The University of Sussex continues to invest in arms companies and work with third sector organisations despite several on-campus campaigns to end these ties. At the same time, the arms and natural resource conflicts instigated by “armies of business” and the escalating environmental degradation continue in the Democratic Republic of Congo, especially in the east of the country. The University’s continued investment in these agents assists in prolonging the arms trade all over the world, including in this war-torn region of Africa. The University ought to be contributing its resources towards human development and not human destruction. For such human development to occur in the DRC, it is necessary for the people to bring about this change themselves. Given that the educational establishments in the country are under-funded and under-resourced, this may take time the country cannot afford to wait. Meanwhile, gross abuses of human rights take place on a daily basis with armed guerrillas terrorising local communities, using rape, dismemberment, torture and the kidnapping of children who are then used as child soldiers. Up to 1.6 million people have been internally displaced and 45,000 have died each month as a direct result of the conflict since it began in 1996. If the University of Sussex were to twin with the University of Goma, in Eastern Congo, it would allow for the sharing of the elements that make our University one of the leading educational institutions in the UK with a university which severely lacks these. As well, it would act as a show of solidarity and moral support for the students at the University of Goma as well as for the people of the DRC in general.
Why should you vote NO?
Twinning with the University of Goma would be an empty symbolic gesture. While we fully appreciate the importance within student movements of recognising and fighting against global injustices (such as the recent Occupations), our twinning with Al Quads University has shown the ineffectiveness of these attempts to build successful links between the two institutions. Three years after the referendum to twin with Al Quads was passed, we have managed to make very little headway with the furthering of plans such as trust funds and/or the sharing of resources. Only this year, born out of the demands of the Occupation against Israeli actions in Gaza, has any concrete progression towards strong links with Al Quads been made. The Students’ Union is very committed to working towards maintaining and building these links with Al Quads, and we believe that the twinning with another university would dilute the efforts being made with the university we already have links with.

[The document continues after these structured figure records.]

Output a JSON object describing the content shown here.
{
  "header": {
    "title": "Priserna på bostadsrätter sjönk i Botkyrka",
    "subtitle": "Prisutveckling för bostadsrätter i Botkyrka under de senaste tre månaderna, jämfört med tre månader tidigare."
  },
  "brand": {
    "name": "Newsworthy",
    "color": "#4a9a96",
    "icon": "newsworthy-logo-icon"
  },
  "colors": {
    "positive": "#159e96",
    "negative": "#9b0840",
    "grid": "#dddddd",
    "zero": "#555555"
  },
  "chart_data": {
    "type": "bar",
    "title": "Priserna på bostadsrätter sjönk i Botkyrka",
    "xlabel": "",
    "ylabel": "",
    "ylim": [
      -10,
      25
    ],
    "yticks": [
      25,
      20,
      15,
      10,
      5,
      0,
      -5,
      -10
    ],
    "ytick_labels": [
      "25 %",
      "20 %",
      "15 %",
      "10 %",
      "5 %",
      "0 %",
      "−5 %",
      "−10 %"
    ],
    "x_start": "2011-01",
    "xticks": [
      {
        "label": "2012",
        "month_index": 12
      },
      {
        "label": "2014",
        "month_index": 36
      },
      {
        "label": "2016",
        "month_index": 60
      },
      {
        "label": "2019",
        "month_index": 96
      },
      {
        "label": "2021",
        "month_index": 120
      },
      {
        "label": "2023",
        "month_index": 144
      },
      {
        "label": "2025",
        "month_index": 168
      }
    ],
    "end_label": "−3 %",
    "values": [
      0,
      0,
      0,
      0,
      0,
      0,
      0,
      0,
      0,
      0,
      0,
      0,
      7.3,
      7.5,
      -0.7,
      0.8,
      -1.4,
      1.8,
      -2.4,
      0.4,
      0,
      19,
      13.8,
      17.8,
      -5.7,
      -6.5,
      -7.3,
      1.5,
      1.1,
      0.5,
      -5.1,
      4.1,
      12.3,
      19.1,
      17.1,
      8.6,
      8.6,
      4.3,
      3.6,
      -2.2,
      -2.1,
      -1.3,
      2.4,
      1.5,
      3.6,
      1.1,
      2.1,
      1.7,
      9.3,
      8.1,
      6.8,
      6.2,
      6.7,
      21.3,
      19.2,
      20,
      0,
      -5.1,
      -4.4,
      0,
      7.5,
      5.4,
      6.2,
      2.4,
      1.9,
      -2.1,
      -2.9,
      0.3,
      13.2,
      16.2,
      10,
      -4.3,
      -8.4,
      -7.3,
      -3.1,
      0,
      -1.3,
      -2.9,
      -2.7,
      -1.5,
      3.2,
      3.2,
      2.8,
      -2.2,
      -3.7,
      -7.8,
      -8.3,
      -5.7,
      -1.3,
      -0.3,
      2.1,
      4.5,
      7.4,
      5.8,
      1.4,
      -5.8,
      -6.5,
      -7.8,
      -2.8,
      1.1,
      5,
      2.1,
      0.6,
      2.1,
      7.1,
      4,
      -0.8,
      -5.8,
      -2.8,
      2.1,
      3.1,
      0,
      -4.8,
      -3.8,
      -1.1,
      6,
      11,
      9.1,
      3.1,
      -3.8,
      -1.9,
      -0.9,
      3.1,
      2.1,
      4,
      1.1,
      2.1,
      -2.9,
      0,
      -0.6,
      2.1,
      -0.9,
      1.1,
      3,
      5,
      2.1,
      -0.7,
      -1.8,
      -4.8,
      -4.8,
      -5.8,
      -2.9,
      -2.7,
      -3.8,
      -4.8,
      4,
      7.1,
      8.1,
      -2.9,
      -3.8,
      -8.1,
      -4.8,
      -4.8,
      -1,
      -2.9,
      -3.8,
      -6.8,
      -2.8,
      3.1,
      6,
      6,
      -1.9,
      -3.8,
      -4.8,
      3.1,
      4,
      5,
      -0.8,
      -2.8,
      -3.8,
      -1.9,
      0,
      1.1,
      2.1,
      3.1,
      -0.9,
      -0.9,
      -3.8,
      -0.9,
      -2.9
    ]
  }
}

We recognise the seriousness of Sussex University’s unethical investments, particularly in the case of arms companies, and there is a lot of work being done by the Union to both research these companies and then call for divestment.
Twinning with a university should be more than symbolic – it should directly contribute to an assisting of education and provision of resources. We have still not been able to fulfil our pledge to Al Quads University, and to commit ourselves to twinning with Goma would be pledging an empty promise.